Now try ω=10*ωp (one decade above ωp)
A=-20 dB Oops! What happened? When you were at one decade below, the attenuation was only 0.04dB!

Now try ω=100*ωp (two decades above ωp)
A=-40 dB

Now try ω=1000*ωp (three decades above ωp)
A=-60 dB

Ahaaa... Above ωp, whenever you go up in frequency by one decade, the amplitude drops by 20dB. But below ωp, you could go as far down as you wanted, there was hardly any change.

Well, ωp is the pole location and the corresponding frequency is fp=1/(2ΠRC)
To find it, you measure the amplitude and see when it drops by 3dB (remember from above, at ω=ωp, the attenuation is -3dB)

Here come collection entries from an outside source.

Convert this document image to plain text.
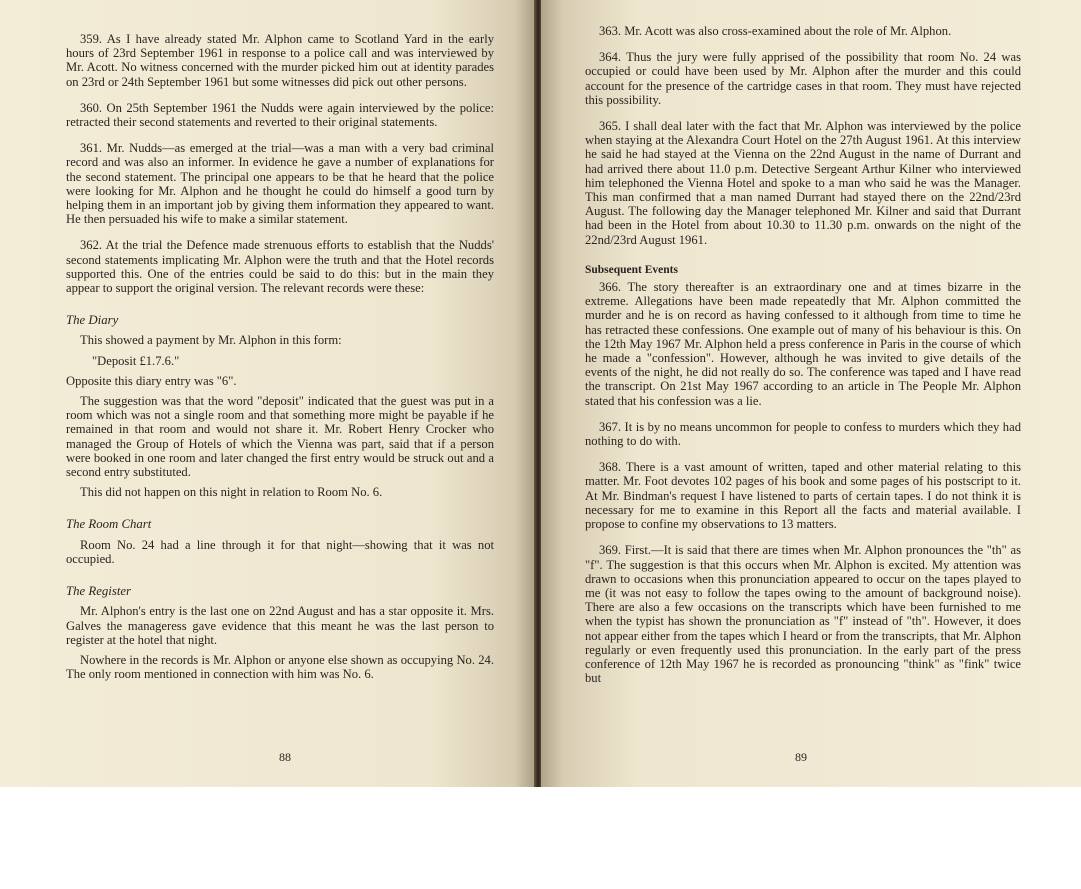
359. As I have already stated Mr. Alphon came to Scotland Yard in the early hours of 23rd September 1961 in response to a police call and was interviewed by Mr. Acott. No witness concerned with the murder picked him out at identity parades on 23rd or 24th September 1961 but some witnesses did pick out other persons.

360. On 25th September 1961 the Nudds were again interviewed by the police: retracted their second statements and reverted to their original statements.

361. Mr. Nudds—as emerged at the trial—was a man with a very bad criminal record and was also an informer. In evidence he gave a number of explanations for the second statement. The principal one appears to be that he heard that the police were looking for Mr. Alphon and he thought he could do himself a good turn by helping them in an important job by giving them information they appeared to want. He then persuaded his wife to make a similar statement.

362. At the trial the Defence made strenuous efforts to establish that the Nudds' second statements implicating Mr. Alphon were the truth and that the Hotel records supported this. One of the entries could be said to do this: but in the main they appear to support the original version. The relevant records were these:

The Diary

This showed a payment by Mr. Alphon in this form:

"Deposit £1.7.6."

Opposite this diary entry was "6".

The suggestion was that the word "deposit" indicated that the guest was put in a room which was not a single room and that something more might be payable if he remained in that room and would not share it. Mr. Robert Henry Crocker who managed the Group of Hotels of which the Vienna was part, said that if a person were booked in one room and later changed the first entry would be struck out and a second entry substituted.

This did not happen on this night in relation to Room No. 6.

The Room Chart

Room No. 24 had a line through it for that night—showing that it was not occupied.

The Register

Mr. Alphon's entry is the last one on 22nd August and has a star opposite it. Mrs. Galves the manageress gave evidence that this meant he was the last person to register at the hotel that night.

Nowhere in the records is Mr. Alphon or anyone else shown as occupying No. 24. The only room mentioned in connection with him was No. 6.

88

363. Mr. Acott was also cross-examined about the role of Mr. Alphon.

364. Thus the jury were fully apprised of the possibility that room No. 24 was occupied or could have been used by Mr. Alphon after the murder and this could account for the presence of the cartridge cases in that room. They must have rejected this possibility.

365. I shall deal later with the fact that Mr. Alphon was interviewed by the police when staying at the Alexandra Court Hotel on the 27th August 1961. At this interview he said he had stayed at the Vienna on the 22nd August in the name of Durrant and had arrived there about 11.0 p.m. Detective Sergeant Arthur Kilner who interviewed him telephoned the Vienna Hotel and spoke to a man who said he was the Manager. This man confirmed that a man named Durrant had stayed there on the 22nd/23rd August. The following day the Manager telephoned Mr. Kilner and said that Durrant had been in the Hotel from about 10.30 to 11.30 p.m. onwards on the night of the 22nd/23rd August 1961.

Subsequent Events

366. The story thereafter is an extraordinary one and at times bizarre in the extreme. Allegations have been made repeatedly that Mr. Alphon committed the murder and he is on record as having confessed to it although from time to time he has retracted these confessions. One example out of many of his behaviour is this. On the 12th May 1967 Mr. Alphon held a press conference in Paris in the course of which he made a "confession". However, although he was invited to give details of the events of the night, he did not really do so. The conference was taped and I have read the transcript. On 21st May 1967 according to an article in The People Mr. Alphon stated that his confession was a lie.

367. It is by no means uncommon for people to confess to murders which they had nothing to do with.

368. There is a vast amount of written, taped and other material relating to this matter. Mr. Foot devotes 102 pages of his book and some pages of his postscript to it. At Mr. Bindman's request I have listened to parts of certain tapes. I do not think it is necessary for me to examine in this Report all the facts and material available. I propose to confine my observations to 13 matters.

369. First.—It is said that there are times when Mr. Alphon pronounces the "th" as "f". The suggestion is that this occurs when Mr. Alphon is excited. My attention was drawn to occasions when this pronunciation appeared to occur on the tapes played to me (it was not easy to follow the tapes owing to the amount of background noise). There are also a few occasions on the transcripts which have been furnished to me when the typist has shown the pronunciation as "f" instead of "th". However, it does not appear either from the tapes which I heard or from the transcripts, that Mr. Alphon regularly or even frequently used this pronunciation. In the early part of the press conference of 12th May 1967 he is recorded as pronouncing "think" as "fink" twice but

89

So there you have it, some math is involved, but the approach is more "practical". A similar development can be done for a zero and you will find that the zero will make the amplitude INCREASE by 20dB for every decade increase in frequency.

 

[eecs4ever]

Re: Bode

"Doing Y(w) = Io(w)/Vi(w) , we obtain Y(w)= 1/R (1 + SCR). Obviusly this function has a zero in S = -1/CR= -wz ,then wz = 1/CR. Okay, now we are getting somewhere. If the admitance has a "zero" in wz the the impedance has a pole in wz, right? Then in wz the impedance goes to infinity and Io is null."

When you operate your circuit, it never goes to the zero that you described. Admitance never reaches 0 , even at the "zero" and impedance does not reach infinite.

Y(w) = 1/R (1 + SCR)

When you talk about the frequency response of your circuit, is the reponse
of your circuit along the jw axis.

"zero" is not when the numerator == 0
at the "zero" S is not equal to -1/RC.
at the "zero" S= j / CR . This is the point when Y(w_z) looks like 1/R (1+ j)
this is when the admittance starts to look more capactive than resistive.
after this point, the admittance will look even more capacitive.
Y(10*w_z) = 1/R (1+ 10 * j)
higher admittance => lower impedance.

impedance of the resistor looks like real numbers
impedance of capacitors look like j*something
impedance of inductors look like 1/j * something

 

[jayc]

Re: Bode

impedance of capacitors look like j*something
impedance of inductors look like 1/j * something

You have it backwards.

\[Z_C = \frac{1}{j\omega C}\rightarrow Y_C = j\omega C\]
\[Z_L = j\omega L\rightarrow Y_L = \frac{1}{j\omega L}\]

 

[eecs4ever]

Bode

haha, jayc is right =).

what i meant to say was that the admittance of capacitors look like j*something.